Analysis by: Pearl Charlaine Espejo
ALIASES:

PUA.AppGraffiti (Symantec); AppGraffiti (AVware); AppGraffiti (VIPRE)

 PLATFORM:

Windows

 OVERALL RISK RATING:
 DAMAGE POTENTIAL:
 DISTRIBUTION POTENTIAL:
 REPORTED INFECTION:
 INFORMATION EXPOSURE:

  • Threat Type: Potentially Unwanted Application

  • Destructiveness: No

  • Encrypted:

  • In the wild: Yes

  OVERVIEW

This potentially unwanted application arrives on a system as a file dropped by other malware or as a file downloaded unknowingly by users when visiting malicious sites. It arrives as a component bundled with malware/grayware packages.
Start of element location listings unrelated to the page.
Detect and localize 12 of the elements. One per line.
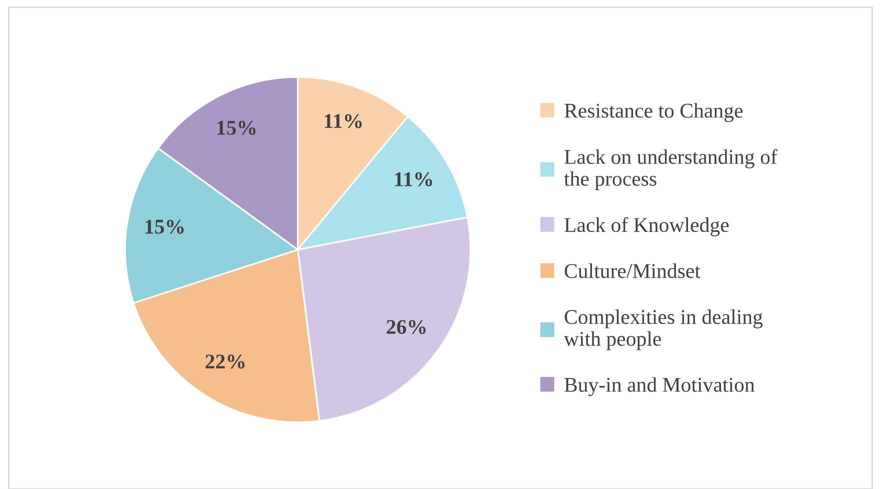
legend-label: Culture/Mindset [564,263,700,278]
data-label: 11% [395,172,432,186]
data-label: 11% [324,114,362,128]
data-label: 15% [217,120,256,135]
data-label: 15% [146,220,184,234]
data-label: 26% [386,320,426,334]
legend-label: Lack of Knowledge [564,217,729,236]
legend-label: Buy-in and Motivation [564,377,755,396]
legend-label: Lack on understanding of the process [564,149,778,190]
legend-label: Resistance to Change [564,103,743,122]
data-label: 22% [206,354,244,369]
legend-label: Complexities in dealing with people [564,309,763,350]
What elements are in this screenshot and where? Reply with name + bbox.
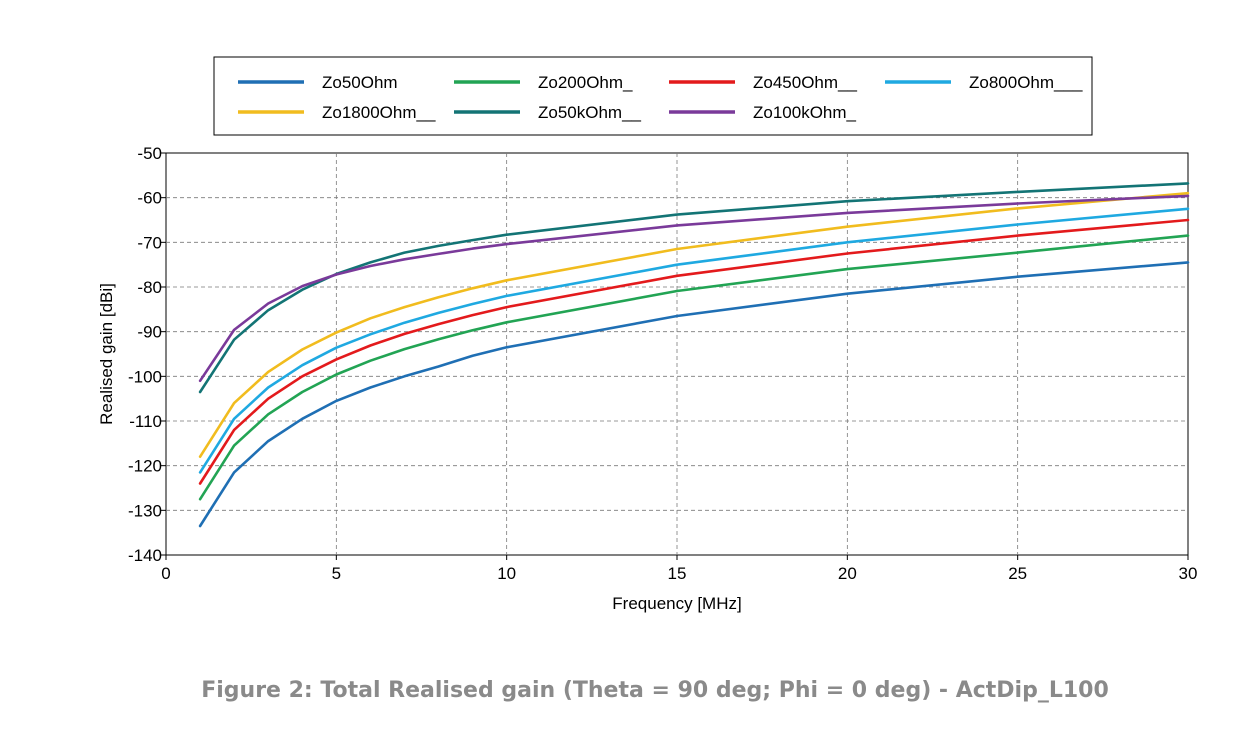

It may be manually installed by a user.

It requires its main component to successfully perform its intended routine.

  TECHNICAL DETAILS

Tamaño del archivo 1,220,544 bytes
Tipo de archivo EXE
Fecha de recepción de las muestras iniciales 06 Oct 2015

Arrival Details

This potentially unwanted application arrives on a system as a file dropped by other malware or as a file downloaded unknowingly by users when visiting malicious sites.

It arrives as a component bundled with malware/grayware packages.

It may be manually installed by a user.

Autostart Technique

This potentially unwanted application adds the following registry entries to enable its automatic execution at every system startup:

HKEY_CURRENT_USER\Software\Microsoft\
Windows\CurrentVersion\Run
AppGraffiti = "{malware path and filename}"

Other System Modifications

This potentially unwanted application adds the following registry keys:

HKEY_CURRENT_USER\Software\AppGraffiti

It adds the following registry entries:

HKEY_CURRENT_USER\Software\AppGraffiti
SETTRAY = "1"

HKEY_CURRENT_USER\Software\AppGraffiti
LAST_DAILYHIT = "{hex values"}

Other Details

This potentially unwanted application connects to the following possibly malicious URL:

  • http://www.{BLOCKED}ffiti.com/
  • http://dnl.{BLOCKED}ffiti.com/cr_config.asmx/GetGRAFFXMLENC2014

It requires its main component to successfully perform its intended routine.